Run The Jewels vont vous apprendre à vous aimer les uns les autres

Après avoir mis 2014 à genoux, El-P et Killer Mike nous ont donné une leçon de camaraderie et de relations humaines.

Personne n’a été plus gâté pendant les fêtes que Killer Mike et El-P. Numéro 1 pour Pitchfork, Complex, Stereogum, Spin ou USA Today, l’album Run The Jewels 2 s’est imposé façon blitzkrieg dans une année rap mollassonne. Entre le second couteau gangsta-conscient d’Atlanta et le parrain du rap backpacker new-yorkais, l’alchimie est devenue si puissante qu’elle annule toute résistance.
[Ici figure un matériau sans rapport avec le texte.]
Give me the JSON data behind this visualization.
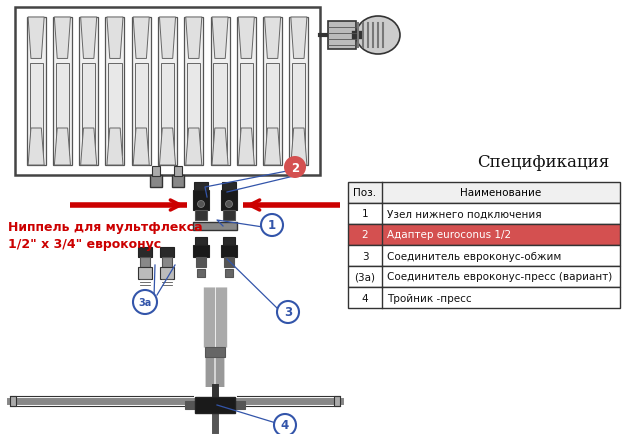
{
  "bg_color": "#ffffff",
  "spec_title": "Спецификация",
  "table_headers": [
    "Поз.",
    "Наименование"
  ],
  "table_rows": [
    [
      "1",
      "Узел нижнего подключения"
    ],
    [
      "2",
      "Адаптер euroconus 1/2"
    ],
    [
      "3",
      "Соединитель евроконус-обжим"
    ],
    [
      "(3а)",
      "Соединитель евроконус-пресс (вариант)"
    ],
    [
      "4",
      "Тройник -пресс"
    ]
  ],
  "highlighted_row": 1,
  "highlight_color": "#d45050",
  "label_text": "Ниппель для мультфлекса\n1/2\" x 3/4\" евроконус",
  "label_color": "#cc0000",
  "arrow_color": "#cc0000",
  "blue_color": "#3355aa",
  "dark": "#222222",
  "gray1": "#aaaaaa",
  "gray2": "#777777",
  "gray3": "#555555",
  "gray4": "#333333",
  "light_gray": "#dddddd",
  "white": "#ffffff",
  "rad_border": "#444444"
}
Les haters ne peuvent que taper en-dessous de la ceinture en dénonçant la récupération politique des émeutes de Ferguson. Pendant ce temps, le monde se pâme d’adoration pour cet odd couple de quarantenaires tapageurs et généreux. Le baromètre du cool est bon pour la casse. Pour réaliser cet exploit, El et Mike se sont appuyé sur une donnée tout à fait originale dans un game où le règlement de compte est l’une des rares marques d’affection : leur amitié. Un amour réciproque et sincère qui transpire de leur son comme de leurs paroles. La camaraderie serait-elle l’avenir du rap américain ? En attendant d’y croire, Run The Jewels vous offre une leçon de relations humaines. Noisey : OK, racontez-moi votre première rencontre.
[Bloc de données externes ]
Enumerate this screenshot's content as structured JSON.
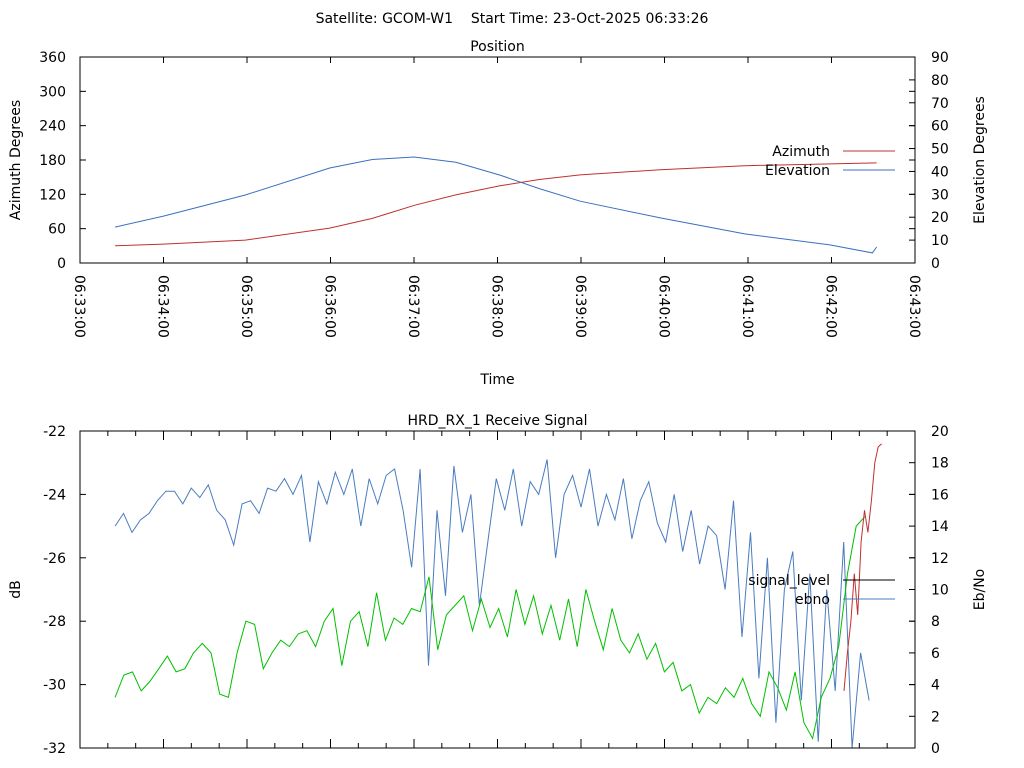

El-P : On s'est rencontrés en studio. J'ai pris l'avion pour Atlanta sur la recommandation d'un ami commun, Jason Demarco, le producteur exécutif de son album R.A.P. Music. Sans être très familiers de nos catalogues respectifs, on en savait assez l'un sur l'autre pour avoir envie de se voir. Dès le premier jour, on avait écrit deux chansons. Il y avait déjà de la magie dans l'air.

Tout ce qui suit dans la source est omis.